ただ、今月に入ってからはオミクロン変異株の流行で消費者が外出を控えているほか、体調不良や隔離による労働者不足で物流システムが混乱するなど、雇用に影響が出つつある。

今のところ、影響は雇用自体よりも労働時間の減少に表れており、1月の労働時間が3─4%減少するとの試算がある。ただ、感染拡大が2月も続けばレイオフが相次ぐ可能性もあるという。

政府は19日、不足している労働力を補うため、外国人学生やバックパッカーにオーストラリアに来て働いてほしいと呼び掛け、ビザ申請費用の免除を申し出た。
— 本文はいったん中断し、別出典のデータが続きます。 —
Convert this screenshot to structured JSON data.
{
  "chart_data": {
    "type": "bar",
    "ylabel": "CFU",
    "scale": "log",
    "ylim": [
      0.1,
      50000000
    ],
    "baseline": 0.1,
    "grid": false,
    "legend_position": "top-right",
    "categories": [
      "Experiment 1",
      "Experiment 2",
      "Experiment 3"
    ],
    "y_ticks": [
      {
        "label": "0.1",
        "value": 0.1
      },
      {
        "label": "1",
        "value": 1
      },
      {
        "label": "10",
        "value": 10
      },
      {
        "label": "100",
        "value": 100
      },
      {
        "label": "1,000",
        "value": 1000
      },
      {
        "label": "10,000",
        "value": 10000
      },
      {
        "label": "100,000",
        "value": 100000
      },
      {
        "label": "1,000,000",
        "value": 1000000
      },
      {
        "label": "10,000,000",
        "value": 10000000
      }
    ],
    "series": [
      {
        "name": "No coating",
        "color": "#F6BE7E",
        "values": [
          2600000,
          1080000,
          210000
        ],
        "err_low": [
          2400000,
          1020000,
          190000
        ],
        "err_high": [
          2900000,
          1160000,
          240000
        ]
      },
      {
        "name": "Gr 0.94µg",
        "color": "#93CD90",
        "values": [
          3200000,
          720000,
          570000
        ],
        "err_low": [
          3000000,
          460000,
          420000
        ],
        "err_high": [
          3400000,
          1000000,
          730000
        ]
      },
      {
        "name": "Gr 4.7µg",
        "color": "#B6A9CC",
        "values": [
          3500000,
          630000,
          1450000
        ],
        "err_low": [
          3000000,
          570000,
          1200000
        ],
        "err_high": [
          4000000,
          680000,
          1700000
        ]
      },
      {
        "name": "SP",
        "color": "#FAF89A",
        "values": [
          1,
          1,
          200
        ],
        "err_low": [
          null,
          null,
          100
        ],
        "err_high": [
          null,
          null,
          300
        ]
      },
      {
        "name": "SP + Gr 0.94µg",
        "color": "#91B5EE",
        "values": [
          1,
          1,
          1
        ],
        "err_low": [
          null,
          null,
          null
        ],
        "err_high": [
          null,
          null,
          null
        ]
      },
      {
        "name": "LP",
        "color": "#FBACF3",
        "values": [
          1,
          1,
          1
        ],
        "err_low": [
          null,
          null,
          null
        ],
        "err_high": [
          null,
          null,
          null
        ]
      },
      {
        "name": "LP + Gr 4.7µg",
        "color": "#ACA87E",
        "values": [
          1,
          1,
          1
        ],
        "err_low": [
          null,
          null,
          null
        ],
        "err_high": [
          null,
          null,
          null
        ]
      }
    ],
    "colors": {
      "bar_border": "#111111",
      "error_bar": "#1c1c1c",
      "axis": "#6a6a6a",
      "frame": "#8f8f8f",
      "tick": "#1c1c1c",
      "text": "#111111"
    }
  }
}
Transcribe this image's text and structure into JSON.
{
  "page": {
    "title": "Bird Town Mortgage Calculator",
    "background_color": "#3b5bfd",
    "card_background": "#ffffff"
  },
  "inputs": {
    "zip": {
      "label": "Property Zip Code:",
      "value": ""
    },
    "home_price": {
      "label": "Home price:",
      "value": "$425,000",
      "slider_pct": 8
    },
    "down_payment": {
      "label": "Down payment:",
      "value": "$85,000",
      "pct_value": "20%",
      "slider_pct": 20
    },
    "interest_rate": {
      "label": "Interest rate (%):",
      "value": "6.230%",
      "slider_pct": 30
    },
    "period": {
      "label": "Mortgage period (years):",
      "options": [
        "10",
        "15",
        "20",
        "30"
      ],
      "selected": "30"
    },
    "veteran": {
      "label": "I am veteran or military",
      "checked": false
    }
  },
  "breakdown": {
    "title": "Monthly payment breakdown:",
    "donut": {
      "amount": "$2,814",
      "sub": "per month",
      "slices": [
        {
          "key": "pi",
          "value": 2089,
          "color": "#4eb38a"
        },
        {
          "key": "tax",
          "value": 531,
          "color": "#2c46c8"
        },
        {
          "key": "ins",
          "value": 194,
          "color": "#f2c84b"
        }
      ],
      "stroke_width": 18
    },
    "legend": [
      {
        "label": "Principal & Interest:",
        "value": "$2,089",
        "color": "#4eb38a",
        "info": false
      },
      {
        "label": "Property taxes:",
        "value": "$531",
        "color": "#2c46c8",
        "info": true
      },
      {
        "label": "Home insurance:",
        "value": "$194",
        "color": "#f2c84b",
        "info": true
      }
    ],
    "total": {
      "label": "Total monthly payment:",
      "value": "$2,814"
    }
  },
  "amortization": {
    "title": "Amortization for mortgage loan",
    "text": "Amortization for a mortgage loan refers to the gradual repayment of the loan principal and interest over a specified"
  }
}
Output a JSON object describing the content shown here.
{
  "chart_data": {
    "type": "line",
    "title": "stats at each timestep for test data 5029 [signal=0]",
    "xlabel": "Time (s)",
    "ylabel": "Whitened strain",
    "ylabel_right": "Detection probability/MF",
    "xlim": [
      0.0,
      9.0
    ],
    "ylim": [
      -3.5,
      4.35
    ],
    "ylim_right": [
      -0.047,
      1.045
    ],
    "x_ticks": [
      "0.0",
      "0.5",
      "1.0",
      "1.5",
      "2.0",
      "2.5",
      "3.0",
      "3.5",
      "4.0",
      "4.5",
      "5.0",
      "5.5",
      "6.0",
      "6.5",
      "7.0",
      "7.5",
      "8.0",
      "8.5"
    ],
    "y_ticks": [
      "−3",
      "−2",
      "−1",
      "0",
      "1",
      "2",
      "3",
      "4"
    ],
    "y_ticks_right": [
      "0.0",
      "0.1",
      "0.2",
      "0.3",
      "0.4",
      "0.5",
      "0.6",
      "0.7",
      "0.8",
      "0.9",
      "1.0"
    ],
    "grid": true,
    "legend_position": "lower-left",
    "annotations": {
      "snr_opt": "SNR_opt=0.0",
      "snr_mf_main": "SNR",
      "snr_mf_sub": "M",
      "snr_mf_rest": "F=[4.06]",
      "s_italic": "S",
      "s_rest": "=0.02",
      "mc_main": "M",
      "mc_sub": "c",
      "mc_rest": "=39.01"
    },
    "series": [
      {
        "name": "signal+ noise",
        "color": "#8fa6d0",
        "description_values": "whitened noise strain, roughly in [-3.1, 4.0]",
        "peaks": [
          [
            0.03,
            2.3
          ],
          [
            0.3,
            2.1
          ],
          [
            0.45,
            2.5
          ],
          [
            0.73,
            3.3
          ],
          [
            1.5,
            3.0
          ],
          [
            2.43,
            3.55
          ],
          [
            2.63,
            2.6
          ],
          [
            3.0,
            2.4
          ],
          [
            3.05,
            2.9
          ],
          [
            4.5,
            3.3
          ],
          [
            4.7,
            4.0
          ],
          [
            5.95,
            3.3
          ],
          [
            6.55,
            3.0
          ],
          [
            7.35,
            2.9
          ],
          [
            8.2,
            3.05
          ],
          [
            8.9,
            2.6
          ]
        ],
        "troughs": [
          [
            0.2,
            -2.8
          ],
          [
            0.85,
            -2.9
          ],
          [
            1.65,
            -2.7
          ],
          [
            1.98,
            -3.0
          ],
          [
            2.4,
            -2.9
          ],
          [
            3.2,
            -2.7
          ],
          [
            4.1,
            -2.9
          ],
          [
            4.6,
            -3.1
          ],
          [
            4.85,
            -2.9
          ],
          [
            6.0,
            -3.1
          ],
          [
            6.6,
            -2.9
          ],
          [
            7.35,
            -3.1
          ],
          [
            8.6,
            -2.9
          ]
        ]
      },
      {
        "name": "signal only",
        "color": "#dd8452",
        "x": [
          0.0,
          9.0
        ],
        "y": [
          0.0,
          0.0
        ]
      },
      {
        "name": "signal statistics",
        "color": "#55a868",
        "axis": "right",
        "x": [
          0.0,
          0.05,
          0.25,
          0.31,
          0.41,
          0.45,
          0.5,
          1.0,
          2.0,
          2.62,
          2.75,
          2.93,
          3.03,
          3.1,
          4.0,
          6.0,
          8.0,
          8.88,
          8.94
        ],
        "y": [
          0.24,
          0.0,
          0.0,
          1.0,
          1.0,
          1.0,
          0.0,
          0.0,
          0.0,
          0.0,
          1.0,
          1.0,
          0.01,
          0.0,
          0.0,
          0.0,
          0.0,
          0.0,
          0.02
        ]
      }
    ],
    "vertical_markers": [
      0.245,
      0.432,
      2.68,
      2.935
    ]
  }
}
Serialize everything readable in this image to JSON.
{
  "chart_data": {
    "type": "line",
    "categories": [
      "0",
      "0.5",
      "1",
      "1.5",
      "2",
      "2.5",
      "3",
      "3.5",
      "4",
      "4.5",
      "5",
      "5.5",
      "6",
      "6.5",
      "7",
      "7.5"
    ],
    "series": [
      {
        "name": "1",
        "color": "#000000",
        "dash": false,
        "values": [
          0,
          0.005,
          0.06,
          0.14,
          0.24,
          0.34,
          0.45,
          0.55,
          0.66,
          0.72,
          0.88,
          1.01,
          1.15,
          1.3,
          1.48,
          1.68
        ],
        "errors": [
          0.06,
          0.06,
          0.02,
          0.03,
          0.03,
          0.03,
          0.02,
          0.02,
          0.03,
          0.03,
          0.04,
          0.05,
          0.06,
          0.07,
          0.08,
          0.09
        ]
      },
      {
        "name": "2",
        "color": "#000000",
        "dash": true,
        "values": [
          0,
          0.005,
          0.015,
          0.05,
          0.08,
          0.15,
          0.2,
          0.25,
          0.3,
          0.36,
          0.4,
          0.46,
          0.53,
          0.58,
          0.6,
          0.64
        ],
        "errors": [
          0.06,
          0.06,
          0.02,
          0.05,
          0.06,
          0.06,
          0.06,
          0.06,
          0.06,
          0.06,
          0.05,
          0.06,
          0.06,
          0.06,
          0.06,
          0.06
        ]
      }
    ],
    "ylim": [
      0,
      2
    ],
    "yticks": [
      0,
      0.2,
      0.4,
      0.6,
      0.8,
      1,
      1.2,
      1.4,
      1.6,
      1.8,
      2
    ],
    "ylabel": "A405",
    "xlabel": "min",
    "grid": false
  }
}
アナリストは、こうした労働力需要が最終的に賃金上昇につながると期待するが、まだその裏付けは乏しい。2月下旬公表の昨年第4・四半期の賃金データで賃金の顕著な伸びが示される可能性は低い。直近のデータでも、賃金の伸びは前年比わずか2.2%と、米国の4.8%、英国の4.9%を大きく下回る。

これが、23年まで政策金利を過去最低の0.1%から引き上げる必要がないとオーストラリア準備銀行(豪中銀)が主張してきた主な理由だ。

一方で市場は、世界的にインフレ圧力が持続する中で、豪中銀の利上げが早ければ5月に前倒しされると見込んでいる。

来週発表される第4・四半期の豪インフレ統計では、コアインフレ率が09年以来の高水準となる2.5%に上昇するとの予想もあり、そうなれば早期利上げにつながる可能性が大いに高まる。

豪ウエストパック銀のチーフエコノミスト、ビル・エバンズ氏は20日、「想定よりかなり速いインフレと賃金上昇の加速」を踏まえて金利見通しを修正したとし、8月に15ベーシスポイント(bp)、10月に25bpの追加利上げが行われるとの見方を示した。

ウエストパックはこれまで、利上げは23年2月以降と予想していた。